3. Insist on simple, easy to understand language. If someone with no knowledge of your particular situation does not understand the meaning of the provisions of the agreement, chances are, there will be ambiguities and conflicts later on in the life of the agreement. If necessary, have a person review the agreement who has no knowledge of law or the particular subject of the agreement.
4. Agreements drafted by lawyers often start with “whereas” clauses which attempt to summarize the content of the agreement. Notwithstanding, all terms and provisions of the agreement should be in the body of the agreement and not only in the “whereas” clauses.
5. Review the agreement for consistency and completeness. Think of possible scenarios that could take place in the course of your relationship with the other party and investigate the outcomes under the agreement. This process often unveils gaps or inconsistencies that should be fixed.
6. Review the agreement for mutuality. If a provision offers some benefit or remedy to the other party, consider whether it would be fair to include the same benefit or remedy for you.
7. Make sure all definitions used in an agreement are used consistently and correctly.
8. Unless all the parties to the agreement are in one state and the subject matter of the transaction takes place exclusively in the same state, agree on a law to govern the agreement, for example: “This Agreement shall be governed and construed in accordance with the laws of the State of New York.”
9. Agree on the kind of dispute resolution and the place of dispute resolution. For example:
“Any dispute, controversy or claim arising out of or relating to this Agreement shall be finally settled by arbitration in New York, New York, by a single arbitrator in accordance with the Commercial Arbitration Rules of the American Arbitration Association then in effect. Judgment upon any award rendered in such arbitration may be entered in any court having jurisdiction.”

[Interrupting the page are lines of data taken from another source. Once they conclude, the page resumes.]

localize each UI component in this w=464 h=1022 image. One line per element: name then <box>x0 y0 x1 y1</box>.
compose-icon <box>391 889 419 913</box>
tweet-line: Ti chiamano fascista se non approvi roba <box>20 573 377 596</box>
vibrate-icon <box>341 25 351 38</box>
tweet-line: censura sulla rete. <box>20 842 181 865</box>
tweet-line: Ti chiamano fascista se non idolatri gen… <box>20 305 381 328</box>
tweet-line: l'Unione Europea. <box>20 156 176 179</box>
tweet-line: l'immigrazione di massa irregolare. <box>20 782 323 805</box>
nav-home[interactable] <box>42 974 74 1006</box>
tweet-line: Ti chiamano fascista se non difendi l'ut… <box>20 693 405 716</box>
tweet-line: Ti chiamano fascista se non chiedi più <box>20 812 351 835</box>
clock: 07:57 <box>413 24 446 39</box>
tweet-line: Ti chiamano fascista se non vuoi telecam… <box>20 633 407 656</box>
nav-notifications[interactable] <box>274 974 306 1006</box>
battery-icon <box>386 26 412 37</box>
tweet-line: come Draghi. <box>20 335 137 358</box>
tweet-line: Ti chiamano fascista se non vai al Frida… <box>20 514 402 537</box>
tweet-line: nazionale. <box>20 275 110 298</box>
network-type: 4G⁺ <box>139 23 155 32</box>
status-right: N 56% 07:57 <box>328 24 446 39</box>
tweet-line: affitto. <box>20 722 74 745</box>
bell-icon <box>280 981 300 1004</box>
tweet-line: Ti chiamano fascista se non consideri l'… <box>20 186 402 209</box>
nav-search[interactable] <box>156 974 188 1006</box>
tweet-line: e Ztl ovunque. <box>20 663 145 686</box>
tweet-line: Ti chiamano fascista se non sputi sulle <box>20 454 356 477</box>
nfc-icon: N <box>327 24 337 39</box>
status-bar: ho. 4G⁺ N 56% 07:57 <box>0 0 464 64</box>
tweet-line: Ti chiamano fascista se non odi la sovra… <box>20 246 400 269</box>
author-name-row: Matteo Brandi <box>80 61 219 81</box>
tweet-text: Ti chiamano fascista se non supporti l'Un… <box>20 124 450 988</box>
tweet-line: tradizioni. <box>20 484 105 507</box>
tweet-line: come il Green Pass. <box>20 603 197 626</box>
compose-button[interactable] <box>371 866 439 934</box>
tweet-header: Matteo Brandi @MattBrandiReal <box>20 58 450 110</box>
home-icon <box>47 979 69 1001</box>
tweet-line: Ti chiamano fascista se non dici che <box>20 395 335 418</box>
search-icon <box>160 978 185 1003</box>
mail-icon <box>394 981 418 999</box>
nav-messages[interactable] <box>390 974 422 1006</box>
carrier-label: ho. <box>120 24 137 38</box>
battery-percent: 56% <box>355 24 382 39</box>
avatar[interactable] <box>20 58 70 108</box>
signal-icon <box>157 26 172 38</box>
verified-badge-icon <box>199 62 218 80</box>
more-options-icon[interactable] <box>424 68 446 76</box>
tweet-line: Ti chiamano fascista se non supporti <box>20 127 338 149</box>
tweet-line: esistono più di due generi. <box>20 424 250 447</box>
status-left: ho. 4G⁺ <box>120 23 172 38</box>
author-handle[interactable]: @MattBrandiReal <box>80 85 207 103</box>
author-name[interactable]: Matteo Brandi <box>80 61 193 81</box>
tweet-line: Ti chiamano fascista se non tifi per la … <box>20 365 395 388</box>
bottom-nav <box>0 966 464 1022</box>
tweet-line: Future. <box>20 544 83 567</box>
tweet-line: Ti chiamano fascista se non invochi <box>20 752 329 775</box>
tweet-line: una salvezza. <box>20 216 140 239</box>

10. Make sure the agreement is properly executed. Your signature and the signature of a person who is authorized to sign on behalf of the other party must be on the signature line of the agreement. If the agreement contains language such as this:
“the parties may execute this Agreement in counterparts, each of which is deemed an original and all of which constitute only one agreement, “
it is ok if you sign one copy of the agreement and the other party signs another copy of the agreement. Both copies together will constitute the binding agreement. Faxed copies are ok initially, but you should insist on receiving executed originals shortly after execution by facsimile.